# Querying GPT2 Locally
This notebook will perform the first experiments on querying a small GPT2 model for personality traits

In [1]:
# Imports
import torch, json, tqdm, sys, random
import torch.nn.functional as F
import numpy as np
from transformers import (
    GPT2Tokenizer,
    GPT2LMHeadModel,
    AutoModelForSequenceClassification,
    AutoTokenizer
)

In [2]:
# GPT2 Generation
model_name = 'gpt2' # <-- Change this per model
tokenizer = GPT2Tokenizer.from_pretrained(model_name)
model = GPT2LMHeadModel.from_pretrained(model_name).eval()
sent_checkpoints = ['distilbert-base-uncased-finetuned-sst-2-english']
# sent_tokenizer = BartTokenizer.from_pretrained('textattack/facebook-bart-large-SST-2')
# sent_model = BartForSequenceClassification.from_pretrained('textattack/facebook-bart-large-SST-2', num_labels=2)
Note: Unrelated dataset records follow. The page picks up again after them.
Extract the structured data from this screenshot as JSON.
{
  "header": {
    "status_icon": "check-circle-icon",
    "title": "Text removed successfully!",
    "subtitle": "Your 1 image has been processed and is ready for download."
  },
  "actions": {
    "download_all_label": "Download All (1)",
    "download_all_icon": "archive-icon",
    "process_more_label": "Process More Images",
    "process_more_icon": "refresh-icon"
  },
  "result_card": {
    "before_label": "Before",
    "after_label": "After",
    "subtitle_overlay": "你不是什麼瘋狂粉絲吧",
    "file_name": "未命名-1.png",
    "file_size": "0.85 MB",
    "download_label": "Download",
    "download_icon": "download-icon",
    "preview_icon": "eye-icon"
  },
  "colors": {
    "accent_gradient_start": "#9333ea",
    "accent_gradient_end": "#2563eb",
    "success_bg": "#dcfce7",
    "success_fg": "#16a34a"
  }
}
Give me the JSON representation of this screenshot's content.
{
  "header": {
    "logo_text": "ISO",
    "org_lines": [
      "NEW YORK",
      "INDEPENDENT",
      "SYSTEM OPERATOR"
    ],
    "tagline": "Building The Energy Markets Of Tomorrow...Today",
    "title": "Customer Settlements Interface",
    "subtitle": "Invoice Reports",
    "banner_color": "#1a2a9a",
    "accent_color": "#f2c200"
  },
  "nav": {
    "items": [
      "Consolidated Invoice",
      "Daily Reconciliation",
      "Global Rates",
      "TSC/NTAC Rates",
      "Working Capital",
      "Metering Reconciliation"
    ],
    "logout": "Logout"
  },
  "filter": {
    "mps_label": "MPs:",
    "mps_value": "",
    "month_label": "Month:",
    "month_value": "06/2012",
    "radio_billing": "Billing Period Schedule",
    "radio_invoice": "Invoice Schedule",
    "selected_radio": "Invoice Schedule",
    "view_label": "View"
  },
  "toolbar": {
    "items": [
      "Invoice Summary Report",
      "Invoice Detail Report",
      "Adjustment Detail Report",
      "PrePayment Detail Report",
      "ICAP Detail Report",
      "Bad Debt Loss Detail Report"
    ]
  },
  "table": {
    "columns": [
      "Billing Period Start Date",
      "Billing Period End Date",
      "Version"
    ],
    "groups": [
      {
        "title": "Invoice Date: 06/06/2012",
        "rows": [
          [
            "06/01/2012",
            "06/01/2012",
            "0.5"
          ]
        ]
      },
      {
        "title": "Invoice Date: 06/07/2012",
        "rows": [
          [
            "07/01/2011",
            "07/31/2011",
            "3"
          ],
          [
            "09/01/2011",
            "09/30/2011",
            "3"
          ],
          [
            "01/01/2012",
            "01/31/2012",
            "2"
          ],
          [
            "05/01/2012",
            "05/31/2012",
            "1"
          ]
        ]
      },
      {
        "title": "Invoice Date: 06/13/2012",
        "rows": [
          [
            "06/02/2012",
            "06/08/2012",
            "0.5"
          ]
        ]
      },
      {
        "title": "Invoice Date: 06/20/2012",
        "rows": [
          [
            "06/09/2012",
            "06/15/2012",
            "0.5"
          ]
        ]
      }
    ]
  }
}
def logit_to_single_score(logits: torch.Tensor):
    # Label 0 is negative, label 1 is positive
    logits = logits[0]
    logits = F.softmax(logits, dim=0)
    logits = logits.cpu().detach().numpy()
    neg_score = -1 * float(logits[0])
    pos_score = float(logits[1])
    return pos_score + neg_score

def get_question_logits(question: str):
    logits = []
    for checkpoint in sent_checkpoints:
        sent_model = AutoModelForSequenceClassification.from_pretrained(checkpoint).eval()
        sent_tokenizer = AutoTokenizer.from_pretrained(checkpoint)
        inputs = sent_tokenizer(question, return_tensors="pt")
        outputs = sent_model(**inputs)
        logits.append(outputs.logits)
    return logits

def compute_cosine(tensor_1: torch.Tensor, tensor_2: torch.Tensor):
    # Compute the cosine between 2 tensors by computing their magnitudes and dot product
    if len(tensor_1.shape) == 2:
        tensor_1 = torch.squeeze(tensor_1)
    if len(tensor_2.shape) == 2:
        tensor_2 = torch.squeeze(tensor_2)
    dot_prod = torch.dot(tensor_1, tensor_2)
    mag_1 = torch.linalg.norm(tensor_1)
    mag_2 = torch.linalg.norm(tensor_2)
    cosine = (dot_prod / (mag_1 * mag_2)).detach().cpu().numpy()
    return cosine

def get_sent_score(q_logits: list[torch.Tensor], phrase: str):
    scores = []
    # Compute and compare logits for each model
    for i, checkpoint in enumerate(sent_checkpoints):
        question_logits = q_logits[i]
        sent_model = AutoModelForSequenceClassification.from_pretrained(checkpoint)
        sent_tokenizer = AutoTokenizer.from_pretrained(checkpoint)
        inputs = sent_tokenizer(phrase, return_tensors="pt")
        outputs = sent_model(**inputs)
        scores.append(compute_cosine(outputs.logits, question_logits))
    
    # Shift the mean score by the variance of the distribution
    score = np.mean(scores) - np.std(scores)**2
    return score
    
# Load the filtered questions
with open('./data/questions.json', 'r') as f:
    questions = json.load(f)
# TODO: Output JSON?
output_dict = {}
# DEBUG: limit to single item
questions = questions[0:1]
for i, question in enumerate(tqdm.tqdm(questions)):
    input_ids = tokenizer.encode(question['question'], return_tensors='pt')
    sample_outputs = model.generate(
        input_ids,
        do_sample=True, 
        max_length=len(input_ids[0]) + 16, 
        top_k=200, 
        top_p=0.95,
        num_return_sequences=5
    )

    # Perform scoring and storing outputs
    output_dict[i] = {}
    output_dict[i]['question'] = question['text'].strip()
    output_dict[i]['responses'] = []
    logits = get_question_logits(question['text'].strip())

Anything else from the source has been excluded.